“I do when I know it. But, you see——”
He paused again; it was evidently a difficult topic. “Pray don’t mind,” said Sylvia, laughing. “They’re subtle creatures, I know. Do many of them make love to you?”
“I know you’re laughing at me, Miss Castleman. But believe me, it’s no joke. If you’d see some of the letters I get!”
“Oh, they write you love letters?”
“Not only love letters. I don’t mind them—but the letters from women in distress, the most terrible stories you can imagine. Once I was foolish enough—didn’t anybody tell you the scrape I got into?”
“No.”
“That’s curious—they generally like to tell it. I was weak enough to let one woman get into my house in Cambridge.

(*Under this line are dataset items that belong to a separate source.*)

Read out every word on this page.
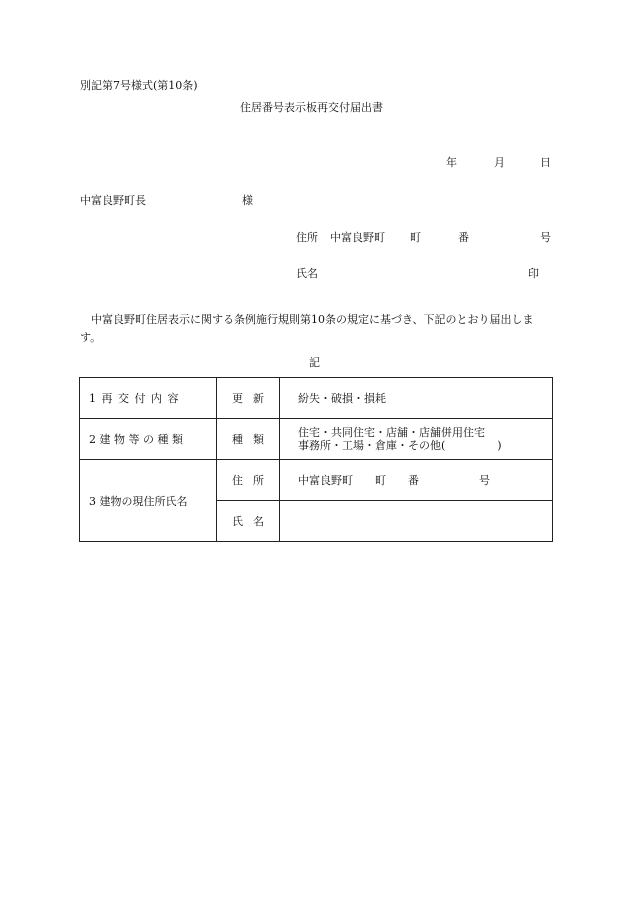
別記第7号様式(第10条)
住居番号表示板再交付届出書
年	月	日
中富良野町長	様
住所 中富良野町 町	番	号
氏名	印
中富良野町住居表示に関する条例施行規則第10条の規定に基づき、下記のとおり届出します。
記
1 再 交 付 内 容	更新	紛失・破損・損耗
2 建 物 等 の 種 類	種類	住宅・共同住宅・店舗・店舗併用住宅
事務所・工場・倉庫・その他( )

3 建物の現住所氏名	住所	中富良野町 町 番 号
	氏名	
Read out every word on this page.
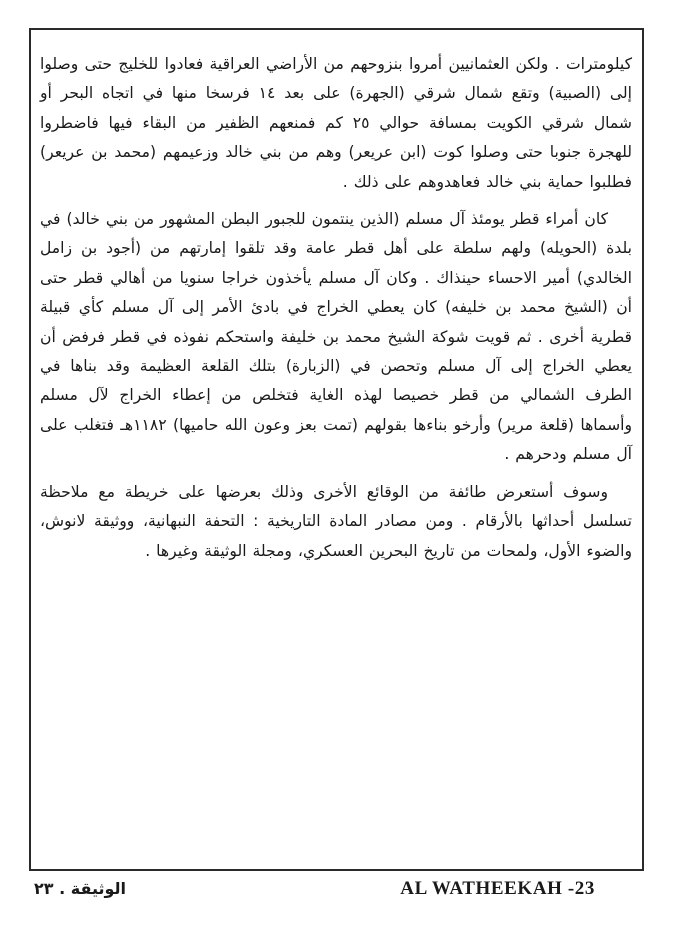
كيلومترات . ولكن العثمانيين أمروا بنزوحهم من الأراضي العراقية فعادوا للخليج حتى وصلوا إلى (الصبية) وتقع شمال شرقي (الجهرة) على بعد ١٤ فرسخا منها في اتجاه البحر أو شمال شرقي الكويت بمسافة حوالي ٢٥ كم فمنعهم الظفير من البقاء فيها فاضطروا للهجرة جنوبا حتى وصلوا كوت (ابن عريعر) وهم من بني خالد وزعيمهم (محمد بن عريعر) فطلبوا حماية بني خالد فعاهدوهم على ذلك .

كان أمراء قطر يومئذ آل مسلم (الذين ينتمون للجبور البطن المشهور من بني خالد) في بلدة (الحويله) ولهم سلطة على أهل قطر عامة وقد تلقوا إمارتهم من (أجود بن زامل الخالدي) أمير الاحساء حينذاك . وكان آل مسلم يأخذون خراجا سنويا من أهالي قطر حتى أن (الشيخ محمد بن خليفه) كان يعطي الخراج في بادئ الأمر إلى آل مسلم كأي قبيلة قطرية أخرى . ثم قويت شوكة الشيخ محمد بن خليفة واستحكم نفوذه في قطر فرفض أن يعطي الخراج إلى آل مسلم وتحصن في (الزبارة) بتلك القلعة العظيمة وقد بناها في الطرف الشمالي من قطر خصيصا لهذه الغاية فتخلص من إعطاء الخراج لآل مسلم وأسماها (قلعة مرير) وأرخو بناءها بقولهم (تمت بعز وعون الله حاميها) ١١٨٢هـ فتغلب على آل مسلم ودحرهم .

وسوف أستعرض طائفة من الوقائع الأخرى وذلك بعرضها على خريطة مع ملاحظة تسلسل أحداثها بالأرقام . ومن مصادر المادة التاريخية : التحفة النبهانية، ووثيقة لانوش، والضوء الأول، ولمحات من تاريخ البحرين العسكري، ومجلة الوثيقة وغيرها .

الوثيقة . ٢٣	AL WATHEEKAH -23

She had a tragedy to rehearse, and I listened to her, and finally she wanted ten thousand dollars. I didn’t know if her story was true, and I said No, and then she began to scream for help. The servants came running, and she said—well, you can imagine, how I’d insulted her, and all that. I told my man to throw her out, but she said she’d scratch his eyes out, she’d scream from the window, she’d stand on the street outside and denounce me till the police came, she’d give the newspapers the whole story of the way I’d abused her. And so finally I had to give her all the money I happened to have on me.”
“Great Heavens!” exclaimed Sylvia, who had not thought of anything so serious as that.
“You see how it is. For the most part I’ve escaped that kind of thing, because I was taught. My Great-uncle Douglas, who died recently—he was my guardian, and he taught me all about women when I was very young—not more than ten. He had charge of my upbringing, and he wouldn’t allow a woman in my household.”
“Dear me,” said Sylvia, “what a cynic he must have been!”